'Are you crazy? An obligation to inform foreign authorities about Jetwind's activities in a British port! What the devil has Jetwind got to do with Argentina? Your authorities were difficult enough about granting my "white card" when they heard I was Jetwind's new skipper.' 'That police officer will lose his job for granting it.'
That jolted me. 'How would you know? It only happened this morning.'
The slightest sneer tugged at the left-hand corner of his mouth. 'I have friends.'
'It seems so, Grohman. They seem more important than sticking to your job. What is behind all this coming and going?'
My tone needled him into replying just as Paul arrived with the Scotch. Grohman stuck to the wine. He banged down his glass angrily.
'I was doing what was right. You do not understand – or you do not even want to understand – how delicate the political situation is over the question of the Falklands.'
'There's enough about it written over every wall in town,' I observed.
'Las Malvinas son nuestras!' he echoed heatedly. 'Who first sighted the Falklands a century before the British ever came near – a Spaniard, Americo Vespucci, in 1502…'
Brockton said over his glass, 'Vespucci wasn't a Spaniard. He was a Florentine.'
The derision in my snort was like throwing petrol on a fire to Grohman. Now and then he stumbled to find an English word as his speech free-wheeled angrily.
'Maybe, maybe, but he sailed for Spain, Vespucci did. It was also he who discovered the Tierra San Martin long before the British or Americans, nearly three centuries later…'
'Tierra San Martin?' I asked. 'Where now would that be?'
'He means what the rest of the world calls the Antarctic Peninsula,' Brockton filled in ironically. 'All nations agreed to standardize the name in the sixties. Except Argentina.'
I was glad to have Paul to support me in this verbal duel. He seemed to be particularly well informed for a newspaper-man.

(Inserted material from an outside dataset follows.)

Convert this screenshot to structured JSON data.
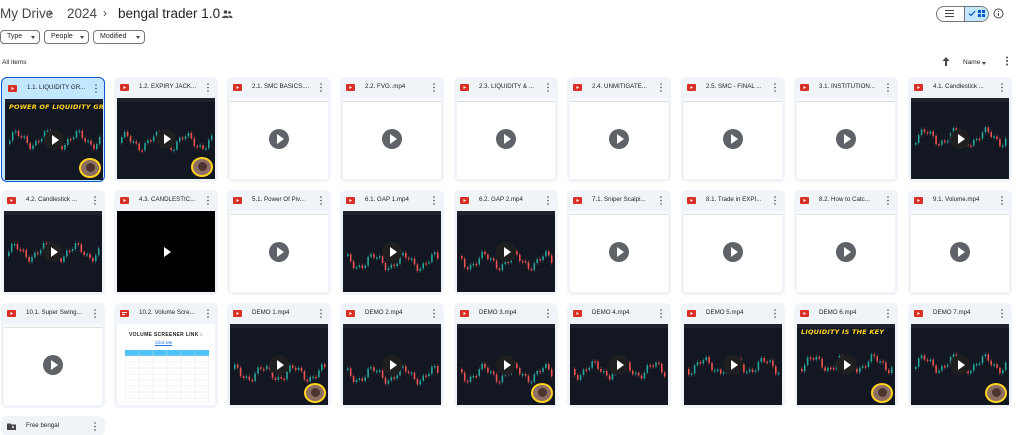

'For a hundred and fifty years we have been wronged,' Grohman went on, knocking over the wine bottle with a vehement gesture of his left hand. 'The Malvinas originally belonged to Spain. They were stolen by the British! After the Spanish colonies in the New World had revolted against Spain, the Malvinas passed legally to the new United Provinces of La Plata and we tried to occupy them – legally…'
Brockton again came to my assistance. 'You are over-simplifying, friend. The whole story is much more complicated than that and although I don't hold with British colonial methods, in this case they were right.'
Brockton's cool assessment seemed merely to provoke Grohman further. 'It is not only the Falklands that the British stole! All the groups of islands on the southern flank of what you call the Drake Passage were stolen from Argentina by Britain. Who rightly owns what you Americans call Graham Land, or the South Shetlands, or the South Orkneys? We registered our claims in the properly recognized international way during World War II when we left a formal document buried in a metal cylinder asserting our rights to the whole sector between twenty-five and sixty-eight degrees west and southwards of latitude sixty south…'
Brockton said roughly, 'Argentina waited until they thought they could catch Britain with her pants down because of the war. If I remember right, however, the British had sense enough to send a warship and remove all signs of Argentinian occupancy and the emblems they planted.' 'It was typical of British aggression…' Grohman began.
'Listen,' I interrupted. 'I didn't come here to hear a lot of historical crap about who owns what. All I know is that the Falklands are British, that my ship is held up there, and that I mean to get her out. Falklands, Malvinas -whatever.'
'You must understand, that is why Jetwind is detained!’ Grohman retorted. 'In 1966 a group of Argentinian patriots staged a token invasion by air of the Falklands to reaffirm our claims to the islands. Argentina does not recognize British sovereignty – the Malvinas are ours! That is why I went to the mainland! I reported to the proper authorities the death of Captain Mortensen. Jetwind must remain in Port Stanley pending clarification of the circumstances of Captain Mortensen's death. That is why, when he was killed, I made for Port Stanley. It is an Argentinian matter.' 'Go and tell that to the Royal Navy,' I retorted.
My attitude towards Jetwind's first officer was clear: he had committed a severe dereliction of duty towards his ship's owner, and I had yet to discover what lay behind his smoke-screen of politico-historical claptrap. I was not prepared to accept his explanation at face value. Yet Brockton surprised me. He was deadly serious towards Grohman and seemed to weigh judicially every word he said, despite the fact that he himself seemed better armed with fact than the Argentinian.